Cindy: Yeah, just to use the reporting that’s available to you. RWT has a rule that we track 100% of our outbound mail that has an IMb on it … those reports can be generated on a scheduled or a need-to basis, and using those reports then can help you build out a schedule for all those other campaigns. And we have a lot of clients that are requesting those at specific times… They provide a wealth of information. We can track inbound mail now. We can track the metrics for Informed Delivery. If you have a really great partnering tracking firm – which we do, we love our tracking firm – they can provide a lot of information that then can be shared across other teams within an organization.
- So, with your experience, what trends do you see unfolding in direct mail for the next couple of years?
Cindy: I love digital print. I’m going to touch on that and then let Jeff finish up.
But, you know, having come from an old-school mail shop, I love that our vendor partners are investing in moving us forward. And so I really think that using your data to maximize the ability of that digital or print-on-demand is going to be key.
Jeff: Yeah, I would definitely echo that. I think it kind of goes back to what I said before, just how quickly digital printing has advanced in the last handful of years. And, you know, we obviously expect that technology to just keep ratcheting it up year by year.[T]o piggyback kind of on that last topic we talked about with omnichannel and multichannel, I think that will tie in with digital, right?
Being a direct mail nerd, I pay attention to the mail that I get and any supporting digital, you know, efforts that they make, I can count on one hand that, you know, the organizations that are doing it and it’s the big ones, it’s Verizon, it’s the people that have the resources and the bandwidth and the money to be able to do it and do it well.
But certainly on the nonprofit side of things, I think that’s what I see and would love to see where they’re segmenting and really speaking to these donors and being able to have the data to trust and utilize, to build those omnichannel campaigns that are really successful.

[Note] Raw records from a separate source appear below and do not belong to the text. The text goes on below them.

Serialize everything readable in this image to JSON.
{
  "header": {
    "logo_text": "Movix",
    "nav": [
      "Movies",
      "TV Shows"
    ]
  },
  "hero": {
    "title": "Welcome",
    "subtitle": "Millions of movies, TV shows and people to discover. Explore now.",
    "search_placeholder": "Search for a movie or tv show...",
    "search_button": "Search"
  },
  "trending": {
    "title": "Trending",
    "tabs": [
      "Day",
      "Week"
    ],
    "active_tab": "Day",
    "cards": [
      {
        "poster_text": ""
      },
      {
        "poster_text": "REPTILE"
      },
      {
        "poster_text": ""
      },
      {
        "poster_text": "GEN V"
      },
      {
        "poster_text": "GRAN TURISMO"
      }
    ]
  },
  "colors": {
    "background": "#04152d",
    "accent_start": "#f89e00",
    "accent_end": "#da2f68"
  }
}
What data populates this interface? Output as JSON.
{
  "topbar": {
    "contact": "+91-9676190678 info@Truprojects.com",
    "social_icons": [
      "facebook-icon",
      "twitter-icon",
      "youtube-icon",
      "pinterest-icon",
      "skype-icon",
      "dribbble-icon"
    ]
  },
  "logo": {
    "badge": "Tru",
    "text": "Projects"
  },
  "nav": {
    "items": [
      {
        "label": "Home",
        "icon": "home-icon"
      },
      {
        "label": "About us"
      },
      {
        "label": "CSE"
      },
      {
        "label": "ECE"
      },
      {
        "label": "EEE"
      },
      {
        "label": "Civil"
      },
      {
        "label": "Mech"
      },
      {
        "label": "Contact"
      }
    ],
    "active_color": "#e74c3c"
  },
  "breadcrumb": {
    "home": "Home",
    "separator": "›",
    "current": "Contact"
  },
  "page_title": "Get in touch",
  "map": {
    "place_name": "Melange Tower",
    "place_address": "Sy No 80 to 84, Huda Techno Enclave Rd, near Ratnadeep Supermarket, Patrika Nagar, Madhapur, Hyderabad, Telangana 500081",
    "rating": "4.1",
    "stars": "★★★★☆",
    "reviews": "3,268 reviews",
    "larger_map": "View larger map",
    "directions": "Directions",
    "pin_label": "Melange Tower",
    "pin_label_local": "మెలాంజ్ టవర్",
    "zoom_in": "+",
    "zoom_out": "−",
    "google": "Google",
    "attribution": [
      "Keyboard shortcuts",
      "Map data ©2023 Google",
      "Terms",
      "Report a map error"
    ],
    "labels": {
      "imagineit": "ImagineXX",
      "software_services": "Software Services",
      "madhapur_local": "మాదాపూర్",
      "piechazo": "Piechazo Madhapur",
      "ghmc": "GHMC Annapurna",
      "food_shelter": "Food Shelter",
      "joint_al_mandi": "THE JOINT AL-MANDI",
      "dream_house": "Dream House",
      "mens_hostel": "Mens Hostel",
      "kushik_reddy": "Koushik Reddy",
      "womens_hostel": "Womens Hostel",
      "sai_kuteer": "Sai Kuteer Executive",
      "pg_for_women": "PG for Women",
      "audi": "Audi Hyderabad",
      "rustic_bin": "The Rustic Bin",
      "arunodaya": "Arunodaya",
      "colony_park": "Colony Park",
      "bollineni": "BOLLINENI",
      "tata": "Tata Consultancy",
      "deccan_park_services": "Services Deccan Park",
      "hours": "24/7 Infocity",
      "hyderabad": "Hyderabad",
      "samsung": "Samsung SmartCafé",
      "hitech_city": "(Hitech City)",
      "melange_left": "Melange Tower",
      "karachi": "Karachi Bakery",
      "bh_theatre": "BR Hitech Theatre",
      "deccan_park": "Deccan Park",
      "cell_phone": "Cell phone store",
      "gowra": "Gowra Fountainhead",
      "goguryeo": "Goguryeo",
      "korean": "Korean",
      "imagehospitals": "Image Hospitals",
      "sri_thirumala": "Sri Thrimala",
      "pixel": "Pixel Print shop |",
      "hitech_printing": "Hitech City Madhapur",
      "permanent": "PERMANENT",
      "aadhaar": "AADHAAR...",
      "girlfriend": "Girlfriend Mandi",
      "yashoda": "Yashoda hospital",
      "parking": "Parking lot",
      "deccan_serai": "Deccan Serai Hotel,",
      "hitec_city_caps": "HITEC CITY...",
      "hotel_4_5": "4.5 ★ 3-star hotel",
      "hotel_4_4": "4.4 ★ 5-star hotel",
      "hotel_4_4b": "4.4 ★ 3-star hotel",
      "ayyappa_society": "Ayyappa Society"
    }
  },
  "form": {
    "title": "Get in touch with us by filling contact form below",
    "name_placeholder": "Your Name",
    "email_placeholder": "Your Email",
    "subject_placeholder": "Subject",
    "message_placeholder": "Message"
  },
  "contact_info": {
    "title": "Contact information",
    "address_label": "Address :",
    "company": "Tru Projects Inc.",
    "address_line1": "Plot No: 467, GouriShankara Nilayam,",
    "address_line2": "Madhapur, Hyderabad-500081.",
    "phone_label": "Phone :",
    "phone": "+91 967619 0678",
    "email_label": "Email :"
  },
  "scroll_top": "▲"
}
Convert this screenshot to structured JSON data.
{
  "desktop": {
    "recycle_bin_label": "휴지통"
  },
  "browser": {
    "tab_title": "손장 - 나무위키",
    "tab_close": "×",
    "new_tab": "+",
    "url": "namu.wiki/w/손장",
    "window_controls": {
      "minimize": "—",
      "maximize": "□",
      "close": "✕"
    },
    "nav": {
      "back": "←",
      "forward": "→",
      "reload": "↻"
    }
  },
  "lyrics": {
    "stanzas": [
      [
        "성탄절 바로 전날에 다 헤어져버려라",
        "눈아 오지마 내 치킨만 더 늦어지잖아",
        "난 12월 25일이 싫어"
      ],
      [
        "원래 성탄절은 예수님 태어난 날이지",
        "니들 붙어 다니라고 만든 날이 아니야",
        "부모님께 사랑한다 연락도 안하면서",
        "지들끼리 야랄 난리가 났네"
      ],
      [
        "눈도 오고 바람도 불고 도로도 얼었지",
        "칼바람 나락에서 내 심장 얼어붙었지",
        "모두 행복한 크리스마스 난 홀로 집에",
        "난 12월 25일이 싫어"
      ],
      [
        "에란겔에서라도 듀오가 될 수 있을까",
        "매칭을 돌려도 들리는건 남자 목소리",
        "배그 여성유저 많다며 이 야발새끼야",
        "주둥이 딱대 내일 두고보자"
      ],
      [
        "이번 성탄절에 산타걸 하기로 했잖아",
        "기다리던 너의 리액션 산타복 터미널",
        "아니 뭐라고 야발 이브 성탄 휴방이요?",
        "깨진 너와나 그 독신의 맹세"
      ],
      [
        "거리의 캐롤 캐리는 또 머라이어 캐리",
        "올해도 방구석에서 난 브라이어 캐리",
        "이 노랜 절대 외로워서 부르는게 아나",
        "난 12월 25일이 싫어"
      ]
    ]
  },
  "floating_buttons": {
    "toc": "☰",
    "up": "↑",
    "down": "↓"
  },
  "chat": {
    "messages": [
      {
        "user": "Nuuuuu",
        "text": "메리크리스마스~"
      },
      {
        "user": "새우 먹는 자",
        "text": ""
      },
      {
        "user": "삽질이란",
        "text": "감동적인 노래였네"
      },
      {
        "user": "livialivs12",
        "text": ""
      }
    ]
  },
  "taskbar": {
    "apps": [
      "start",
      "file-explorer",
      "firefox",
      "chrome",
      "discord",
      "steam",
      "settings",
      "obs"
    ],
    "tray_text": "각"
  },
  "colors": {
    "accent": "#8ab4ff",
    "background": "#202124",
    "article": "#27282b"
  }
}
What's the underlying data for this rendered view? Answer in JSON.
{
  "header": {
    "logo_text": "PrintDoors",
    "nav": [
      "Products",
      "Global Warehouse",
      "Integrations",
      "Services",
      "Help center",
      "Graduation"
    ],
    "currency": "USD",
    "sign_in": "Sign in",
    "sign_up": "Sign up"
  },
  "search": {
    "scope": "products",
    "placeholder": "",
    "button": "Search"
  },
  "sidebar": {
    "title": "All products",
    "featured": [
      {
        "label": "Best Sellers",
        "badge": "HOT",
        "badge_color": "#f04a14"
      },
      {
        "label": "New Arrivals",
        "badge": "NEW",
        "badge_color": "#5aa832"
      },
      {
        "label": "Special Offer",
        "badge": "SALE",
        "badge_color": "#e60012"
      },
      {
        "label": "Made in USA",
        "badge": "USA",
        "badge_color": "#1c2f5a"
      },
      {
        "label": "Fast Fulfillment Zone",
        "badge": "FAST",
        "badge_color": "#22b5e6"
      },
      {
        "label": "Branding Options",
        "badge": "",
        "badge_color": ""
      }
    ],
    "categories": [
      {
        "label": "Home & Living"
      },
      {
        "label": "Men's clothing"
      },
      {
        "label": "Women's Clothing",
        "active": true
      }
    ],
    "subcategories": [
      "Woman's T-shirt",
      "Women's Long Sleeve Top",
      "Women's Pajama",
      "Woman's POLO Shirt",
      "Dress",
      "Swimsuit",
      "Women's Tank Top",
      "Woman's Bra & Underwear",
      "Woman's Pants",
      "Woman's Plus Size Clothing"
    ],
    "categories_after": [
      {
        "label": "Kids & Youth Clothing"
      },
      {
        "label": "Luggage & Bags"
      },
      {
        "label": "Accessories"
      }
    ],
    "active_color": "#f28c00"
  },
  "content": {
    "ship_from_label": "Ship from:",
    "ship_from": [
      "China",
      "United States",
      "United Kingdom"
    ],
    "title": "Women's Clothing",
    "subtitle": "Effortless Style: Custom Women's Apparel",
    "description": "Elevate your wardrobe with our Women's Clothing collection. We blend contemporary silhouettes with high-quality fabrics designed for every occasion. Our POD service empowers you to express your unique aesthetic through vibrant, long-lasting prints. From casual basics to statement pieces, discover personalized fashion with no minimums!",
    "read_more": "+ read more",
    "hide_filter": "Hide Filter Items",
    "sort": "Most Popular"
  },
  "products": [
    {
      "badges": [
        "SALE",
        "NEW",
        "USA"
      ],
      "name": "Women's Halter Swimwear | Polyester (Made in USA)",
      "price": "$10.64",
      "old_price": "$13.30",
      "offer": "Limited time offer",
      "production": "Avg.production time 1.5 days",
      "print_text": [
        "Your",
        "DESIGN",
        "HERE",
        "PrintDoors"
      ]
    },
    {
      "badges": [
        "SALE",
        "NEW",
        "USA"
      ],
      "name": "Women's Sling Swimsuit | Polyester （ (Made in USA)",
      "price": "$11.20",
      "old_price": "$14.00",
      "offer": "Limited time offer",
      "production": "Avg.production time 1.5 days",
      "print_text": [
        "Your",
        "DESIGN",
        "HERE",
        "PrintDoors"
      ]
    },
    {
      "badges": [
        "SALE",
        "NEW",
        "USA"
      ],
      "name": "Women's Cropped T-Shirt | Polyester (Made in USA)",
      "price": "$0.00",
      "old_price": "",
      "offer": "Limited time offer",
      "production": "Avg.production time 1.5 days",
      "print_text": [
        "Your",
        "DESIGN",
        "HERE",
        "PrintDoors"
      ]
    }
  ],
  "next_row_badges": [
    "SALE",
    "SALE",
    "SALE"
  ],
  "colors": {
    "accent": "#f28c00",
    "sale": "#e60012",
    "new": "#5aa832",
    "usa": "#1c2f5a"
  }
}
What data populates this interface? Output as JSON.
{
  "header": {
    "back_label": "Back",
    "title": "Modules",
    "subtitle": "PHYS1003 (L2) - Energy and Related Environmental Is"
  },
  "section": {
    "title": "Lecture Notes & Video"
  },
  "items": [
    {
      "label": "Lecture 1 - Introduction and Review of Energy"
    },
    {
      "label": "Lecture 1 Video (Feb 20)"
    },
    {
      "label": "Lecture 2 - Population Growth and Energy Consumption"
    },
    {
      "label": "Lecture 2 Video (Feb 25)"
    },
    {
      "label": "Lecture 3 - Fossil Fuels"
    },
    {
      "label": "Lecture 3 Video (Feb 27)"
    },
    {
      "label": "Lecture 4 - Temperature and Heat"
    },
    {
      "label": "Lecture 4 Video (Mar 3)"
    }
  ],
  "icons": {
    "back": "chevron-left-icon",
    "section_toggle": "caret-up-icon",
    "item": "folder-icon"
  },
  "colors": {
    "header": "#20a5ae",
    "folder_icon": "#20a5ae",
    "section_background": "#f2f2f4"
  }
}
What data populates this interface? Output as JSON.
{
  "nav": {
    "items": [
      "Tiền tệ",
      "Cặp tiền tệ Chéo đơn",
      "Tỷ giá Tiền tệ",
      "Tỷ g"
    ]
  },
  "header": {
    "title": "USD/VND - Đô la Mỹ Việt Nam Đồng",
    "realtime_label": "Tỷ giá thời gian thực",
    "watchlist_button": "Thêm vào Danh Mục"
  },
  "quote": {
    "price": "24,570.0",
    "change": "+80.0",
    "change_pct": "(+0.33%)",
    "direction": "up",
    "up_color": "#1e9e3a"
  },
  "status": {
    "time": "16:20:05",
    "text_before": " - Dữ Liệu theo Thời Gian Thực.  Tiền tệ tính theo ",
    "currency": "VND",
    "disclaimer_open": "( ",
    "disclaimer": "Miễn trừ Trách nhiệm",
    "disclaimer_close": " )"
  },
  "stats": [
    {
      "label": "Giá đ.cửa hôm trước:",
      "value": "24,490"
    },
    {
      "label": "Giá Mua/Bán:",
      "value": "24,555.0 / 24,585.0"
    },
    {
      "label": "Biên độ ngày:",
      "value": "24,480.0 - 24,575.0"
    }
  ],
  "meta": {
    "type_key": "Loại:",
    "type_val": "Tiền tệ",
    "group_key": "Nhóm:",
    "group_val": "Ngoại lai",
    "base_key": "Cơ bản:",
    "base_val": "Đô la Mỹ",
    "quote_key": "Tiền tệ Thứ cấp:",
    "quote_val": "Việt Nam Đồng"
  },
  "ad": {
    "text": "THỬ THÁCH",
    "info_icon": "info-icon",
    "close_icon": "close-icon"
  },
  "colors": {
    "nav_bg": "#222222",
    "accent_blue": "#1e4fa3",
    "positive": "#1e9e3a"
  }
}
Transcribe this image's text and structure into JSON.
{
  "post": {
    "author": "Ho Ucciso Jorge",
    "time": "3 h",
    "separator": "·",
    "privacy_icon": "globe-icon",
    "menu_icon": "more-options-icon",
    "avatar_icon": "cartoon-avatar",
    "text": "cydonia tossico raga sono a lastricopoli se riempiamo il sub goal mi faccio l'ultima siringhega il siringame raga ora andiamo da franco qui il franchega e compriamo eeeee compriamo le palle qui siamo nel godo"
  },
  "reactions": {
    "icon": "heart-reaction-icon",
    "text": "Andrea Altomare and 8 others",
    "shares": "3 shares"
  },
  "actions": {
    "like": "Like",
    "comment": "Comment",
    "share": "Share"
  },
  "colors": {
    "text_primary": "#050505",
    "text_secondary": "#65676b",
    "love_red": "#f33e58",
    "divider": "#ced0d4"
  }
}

Cindy: I mean, it’s generating 60-70% of their fundraising income direct mail still is, you know, and obviously digital is growing, but there are so many things that are involved in the digital space now that it’s interesting.
I would also say that one of the things that I think that we’re seeing – to go back to the initial point I made earlier – is that working with a production management firm that really understands the full picture, so because RWT hires high-level people that have come either from a printer or a mail shop or an agency, so they have full knowledge of what these organizations are going through.
I’ve seen more reliance on our staff within the last five to eight years to kind of help with driving creative or not strategy per se, but helping understand what the production team can do for them.
And so that alliance seems to be a little bit heavier on our staff now than it was 10 to 15 years ago when we really just were turn and burn. So that has been, I think our staff has risen to the occasion for that. And so it’s fun to see everybody get excited about their clients!